Here are some reasons why you need to take full advantage of these tools.
They can save you time and give you the room you need to manoeuvre around the competition
In construction, being slow off the mark is often enough to ensure that you end up handing contracts over to your competitors, or worse yet, that you project an image of incompetence that proves naturally off-putting to the kinds of people you most want as clients.
In the constantly connected world we all live in today, speed and efficiency are in high demand, and those construction companies who can operate lithely and quickly, without compromising on quality, are the ones who will inherit the future.
For tradesmen, much time is often lost in coming up with quotes for a job. With a simple estimation system for the trades, such as Rapid Quote, a huge amount of time can be saved, allowing you to offer your proposal to the client well before the competition.
They can create an invaluable degree of clarity and free up more of your mental resources
David Allen is famous in the business world for creating the innovative productivity and task management system known as the “Getting Things Done” method.

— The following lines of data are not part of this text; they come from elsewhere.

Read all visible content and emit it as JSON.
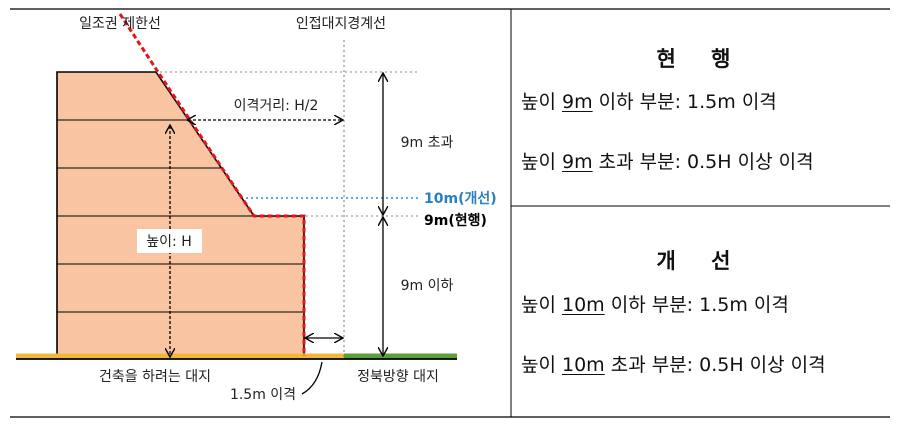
{
  "diagram": {
    "labels": {
      "limit_line": "일조권 제한선",
      "boundary_line": "인접대지경계선",
      "distance": "이격거리: H/2",
      "over_9m": "9m 초과",
      "improved_10m": "10m(개선)",
      "current_9m": "9m(현행)",
      "under_9m": "9m 이하",
      "height": "높이: H",
      "building_lot": "건축을 하려는 대지",
      "north_lot": "정북방향 대지",
      "gap_15": "1.5m 이격"
    },
    "colors": {
      "building_fill": "#f8c4a2",
      "limit_line": "#e3141b",
      "improved_line": "#2a8ecb",
      "ground_left": "#f0b73a",
      "ground_right": "#5c9e3a"
    }
  },
  "current": {
    "title": "현  행",
    "row1": {
      "pre": "높이 ",
      "value": "9m",
      "post": " 이하 부분: 1.5m 이격"
    },
    "row2": {
      "pre": "높이 ",
      "value": "9m",
      "post": " 초과 부분: 0.5H 이상 이격"
    }
  },
  "improved": {
    "title": "개  선",
    "row1": {
      "pre": "높이 ",
      "value": "10m",
      "post": " 이하 부분: 1.5m 이격"
    },
    "row2": {
      "pre": "높이 ",
      "value": "10m",
      "post": " 초과 부분: 0.5H 이상 이격"
    }
  }
}
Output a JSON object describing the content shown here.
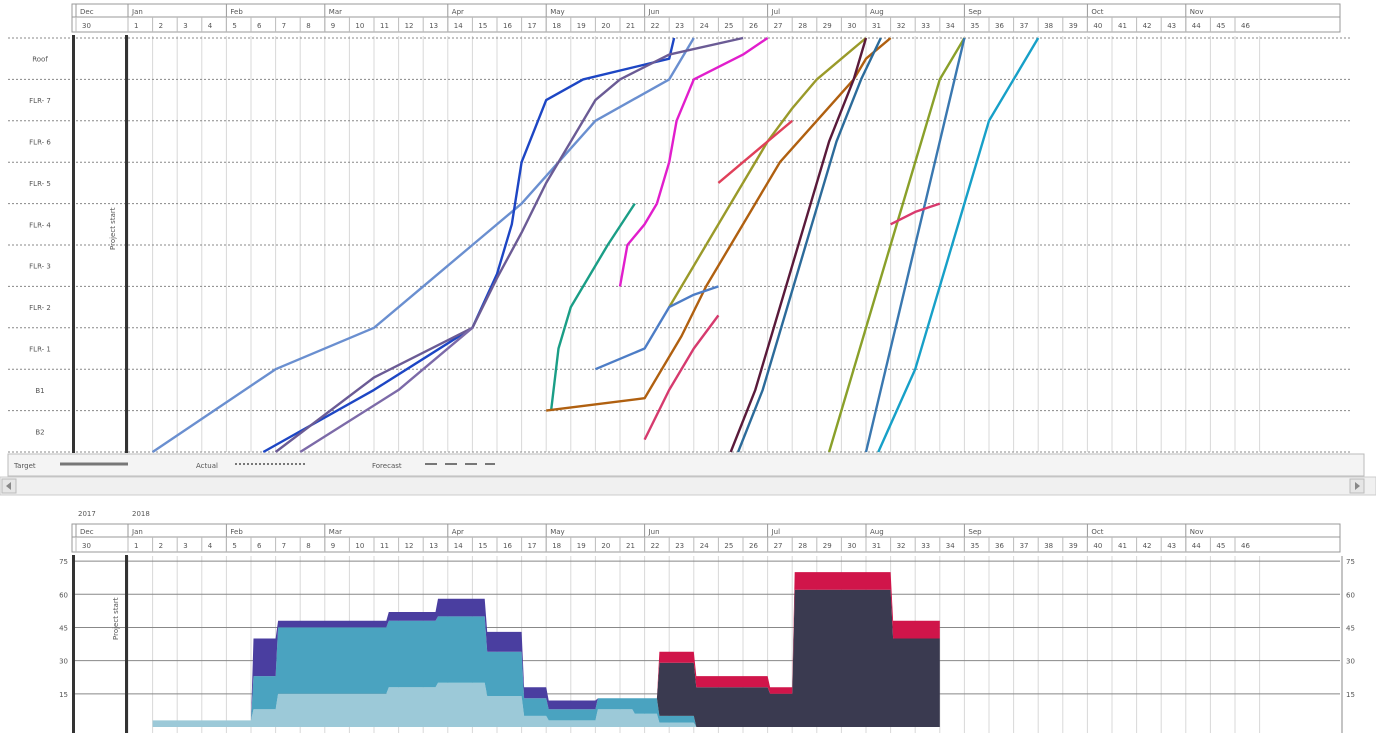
{
  "legend": {
    "target_label": "Target",
    "actual_label": "Actual",
    "forecast_label": "Forecast"
  },
  "timeline": {
    "months": [
      "Dec",
      "Jan",
      "Feb",
      "Mar",
      "Apr",
      "May",
      "Jun",
      "Jul",
      "Aug",
      "Sep",
      "Oct",
      "Nov"
    ],
    "weeks": [
      "30",
      "1",
      "2",
      "3",
      "4",
      "5",
      "6",
      "7",
      "8",
      "9",
      "10",
      "11",
      "12",
      "13",
      "14",
      "15",
      "16",
      "17",
      "18",
      "19",
      "20",
      "21",
      "22",
      "23",
      "24",
      "25",
      "26",
      "27",
      "28",
      "29",
      "30",
      "31",
      "32",
      "33",
      "34",
      "35",
      "36",
      "37",
      "38",
      "39",
      "40",
      "41",
      "42",
      "43",
      "44",
      "45",
      "46"
    ],
    "year_labels": [
      "2017",
      "2018"
    ],
    "project_start_label": "Project start"
  },
  "chart_data": [
    {
      "type": "line",
      "title": "",
      "xlabel": "",
      "ylabel": "",
      "ylim": [
        0,
        10
      ],
      "floors": [
        "B2",
        "B1",
        "FLR- 1",
        "FLR- 2",
        "FLR- 3",
        "FLR- 4",
        "FLR- 5",
        "FLR- 6",
        "FLR- 7",
        "Roof"
      ],
      "line_styles": {
        "target": "solid",
        "actual": "dotted",
        "forecast": "dashed"
      },
      "series": [
        {
          "name": "s1",
          "color": "#6a8fd0",
          "x": [
            1,
            6,
            10,
            12,
            14,
            16,
            19,
            22,
            23
          ],
          "y": [
            0,
            2,
            3,
            4,
            5,
            6,
            8,
            9,
            10
          ]
        },
        {
          "name": "s2",
          "color": "#1d46c4",
          "x": [
            5.5,
            10,
            14,
            15,
            15.6,
            16,
            17,
            18.5,
            22,
            22.2
          ],
          "y": [
            0,
            1.5,
            3,
            4.3,
            5.5,
            7,
            8.5,
            9,
            9.5,
            10
          ]
        },
        {
          "name": "s3",
          "color": "#6b5b95",
          "x": [
            6,
            10,
            14,
            15,
            16,
            17,
            18,
            19,
            20,
            22,
            25
          ],
          "y": [
            0,
            1.8,
            3,
            4.2,
            5.3,
            6.5,
            7.5,
            8.5,
            9,
            9.6,
            10
          ]
        },
        {
          "name": "s4",
          "color": "#7c6aa8",
          "x": [
            7,
            11,
            14
          ],
          "y": [
            0,
            1.5,
            3
          ]
        },
        {
          "name": "s5",
          "color": "#1a9e86",
          "x": [
            17.2,
            17.5,
            18,
            19.5,
            20.6
          ],
          "y": [
            1,
            2.5,
            3.5,
            5,
            6
          ]
        },
        {
          "name": "s6",
          "color": "#e11ecc",
          "x": [
            20,
            20.3,
            21,
            21.5,
            22,
            22.3,
            23,
            25,
            26
          ],
          "y": [
            4,
            5,
            5.5,
            6,
            7,
            8,
            9,
            9.6,
            10
          ]
        },
        {
          "name": "s7",
          "color": "#b06010",
          "x": [
            17,
            21,
            22.5,
            23.5,
            24.5,
            25.5,
            26.5,
            28,
            29.5,
            30,
            31
          ],
          "y": [
            1,
            1.3,
            2.8,
            4,
            5,
            6,
            7,
            8,
            9,
            9.5,
            10
          ]
        },
        {
          "name": "s8",
          "color": "#9a9a2a",
          "x": [
            22,
            23,
            24,
            25,
            26,
            27,
            28,
            29,
            30
          ],
          "y": [
            3.5,
            4.5,
            5.5,
            6.5,
            7.5,
            8.3,
            9,
            9.5,
            10
          ]
        },
        {
          "name": "s9",
          "color": "#e0405a",
          "x": [
            24,
            25,
            26,
            27
          ],
          "y": [
            6.5,
            7,
            7.5,
            8
          ]
        },
        {
          "name": "s10",
          "color": "#4d7dc6",
          "x": [
            19,
            21,
            22,
            23,
            24
          ],
          "y": [
            2,
            2.5,
            3.5,
            3.8,
            4
          ]
        },
        {
          "name": "s11",
          "color": "#d63a6e",
          "x": [
            21,
            22,
            23,
            24
          ],
          "y": [
            0.3,
            1.5,
            2.5,
            3.3
          ]
        },
        {
          "name": "s12",
          "color": "#5a1a3a",
          "x": [
            24.5,
            25.5,
            26.5,
            27.5,
            28.5,
            29.5,
            30
          ],
          "y": [
            0,
            1.5,
            3.5,
            5.5,
            7.5,
            9,
            10
          ]
        },
        {
          "name": "s13",
          "color": "#2c6b9a",
          "x": [
            24.8,
            25.8,
            26.8,
            27.8,
            28.8,
            29.8,
            30.6
          ],
          "y": [
            0,
            1.5,
            3.5,
            5.5,
            7.5,
            9,
            10
          ]
        },
        {
          "name": "s14",
          "color": "#8aa02a",
          "x": [
            28.5,
            29.5,
            30.5,
            31.5,
            32.5,
            33,
            34
          ],
          "y": [
            0,
            2,
            4,
            6,
            8,
            9,
            10
          ]
        },
        {
          "name": "s15",
          "color": "#3a78b0",
          "x": [
            30,
            31,
            32,
            33,
            34
          ],
          "y": [
            0,
            2.5,
            5,
            7.5,
            10
          ]
        },
        {
          "name": "s16",
          "color": "#17a0c8",
          "x": [
            30.5,
            32,
            33.5,
            35,
            37
          ],
          "y": [
            0,
            2,
            5,
            8,
            10
          ]
        },
        {
          "name": "s17",
          "color": "#d93a6e",
          "x": [
            31,
            32,
            33
          ],
          "y": [
            5.5,
            5.8,
            6
          ]
        }
      ]
    },
    {
      "type": "area",
      "title": "",
      "xlabel": "",
      "ylabel": "Project start",
      "ylim": [
        0,
        80
      ],
      "yticks": [
        15,
        30,
        45,
        60,
        75
      ],
      "series_colors": [
        "#9cc9d8",
        "#4aa3c0",
        "#4a3ea0",
        "#3a3a50",
        "#d0154a"
      ],
      "stacks": [
        {
          "x": 1,
          "values": [
            3,
            0,
            0,
            0,
            0
          ]
        },
        {
          "x": 5,
          "values": [
            3,
            0,
            0,
            0,
            0
          ]
        },
        {
          "x": 5.1,
          "values": [
            8,
            15,
            17,
            0,
            0
          ]
        },
        {
          "x": 6,
          "values": [
            8,
            15,
            17,
            0,
            0
          ]
        },
        {
          "x": 6.1,
          "values": [
            15,
            30,
            3,
            0,
            0
          ]
        },
        {
          "x": 10.5,
          "values": [
            15,
            30,
            3,
            0,
            0
          ]
        },
        {
          "x": 10.6,
          "values": [
            18,
            30,
            4,
            0,
            0
          ]
        },
        {
          "x": 12.5,
          "values": [
            18,
            30,
            4,
            0,
            0
          ]
        },
        {
          "x": 12.6,
          "values": [
            20,
            30,
            8,
            0,
            0
          ]
        },
        {
          "x": 14.5,
          "values": [
            20,
            30,
            8,
            0,
            0
          ]
        },
        {
          "x": 14.6,
          "values": [
            14,
            20,
            9,
            0,
            0
          ]
        },
        {
          "x": 16,
          "values": [
            14,
            20,
            9,
            0,
            0
          ]
        },
        {
          "x": 16.1,
          "values": [
            5,
            8,
            5,
            0,
            0
          ]
        },
        {
          "x": 17,
          "values": [
            5,
            8,
            5,
            0,
            0
          ]
        },
        {
          "x": 17.1,
          "values": [
            3,
            5,
            4,
            0,
            0
          ]
        },
        {
          "x": 19,
          "values": [
            3,
            5,
            4,
            0,
            0
          ]
        },
        {
          "x": 19.1,
          "values": [
            8,
            5,
            0,
            0,
            0
          ]
        },
        {
          "x": 20.5,
          "values": [
            8,
            5,
            0,
            0,
            0
          ]
        },
        {
          "x": 20.6,
          "values": [
            6,
            7,
            0,
            0,
            0
          ]
        },
        {
          "x": 21.5,
          "values": [
            6,
            7,
            0,
            0,
            0
          ]
        },
        {
          "x": 21.6,
          "values": [
            2,
            3,
            0,
            24,
            5
          ]
        },
        {
          "x": 23,
          "values": [
            2,
            3,
            0,
            24,
            5
          ]
        },
        {
          "x": 23.1,
          "values": [
            0,
            0,
            0,
            18,
            5
          ]
        },
        {
          "x": 26,
          "values": [
            0,
            0,
            0,
            18,
            5
          ]
        },
        {
          "x": 26.1,
          "values": [
            0,
            0,
            0,
            15,
            3
          ]
        },
        {
          "x": 27,
          "values": [
            0,
            0,
            0,
            15,
            3
          ]
        },
        {
          "x": 27.1,
          "values": [
            0,
            0,
            0,
            62,
            8
          ]
        },
        {
          "x": 31,
          "values": [
            0,
            0,
            0,
            62,
            8
          ]
        },
        {
          "x": 31.1,
          "values": [
            0,
            0,
            0,
            40,
            8
          ]
        },
        {
          "x": 33,
          "values": [
            0,
            0,
            0,
            40,
            8
          ]
        }
      ]
    }
  ]
}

According to Allen, the underlying assumption of this method is that the human mind is specialised in generating ideas, but does a very poor job of storing them.
The attempt to maintain a mental record of all ideas, potential tasks, and projects that could relate to the business, is, therefore, a source of much wasted time, energy, and stress.
Modern tools and services not only make it easier than ever before to implement David Allen’s own GTD methodology — services such as Nozbe and Microsoft To Do excel in this regard — but they also allow for the capturing of ideas and concepts as they’re generated, in real-time.
Evernote is one of the most popular digital services in the world, currently, and allows for the saving of text notes, photos, voice notes, web links, and more, either to a web browser, or mobile app. Once something has been captured in Evernote, it syncs to the cloud and updates across all linked devices.
In construction, you’ll have a lot of notetaking to do, and sometimes, you’ll have to take those notes in a hurry, on the go. Evernote is a perfect tool for allowing you to do that.
They can remove many of the issues inherent in project-management
Big projects, such as building an extension on a home, will involve plenty of planning and will naturally come along with various hiccups and issues.
You might, for example, have one big project due in the not-so-distant future, which requires a multiple detailed, written proposals, in addition to ordering in specialist materials, like fossil-containing stone slabs for an outdoor flooring project.
Traditionally, getting such a project completed without a hitch would be a long shot, and would require a high level of organisation and oversight in order to ensure that the various team members weren’t stepping on each other’s toes.
Trello is one example of a group project management tool which can relegate this issue to the past, as it allows for team members to be authorised to handle only certain, distinct elements of a project, and creates a clear, interactive, visual distinction between tasks that have yet to be attended to, those in progress, and those which have been completed. That way, everyone will be able to turn up to work and know exactly what they need to work on, and what they should leave alone.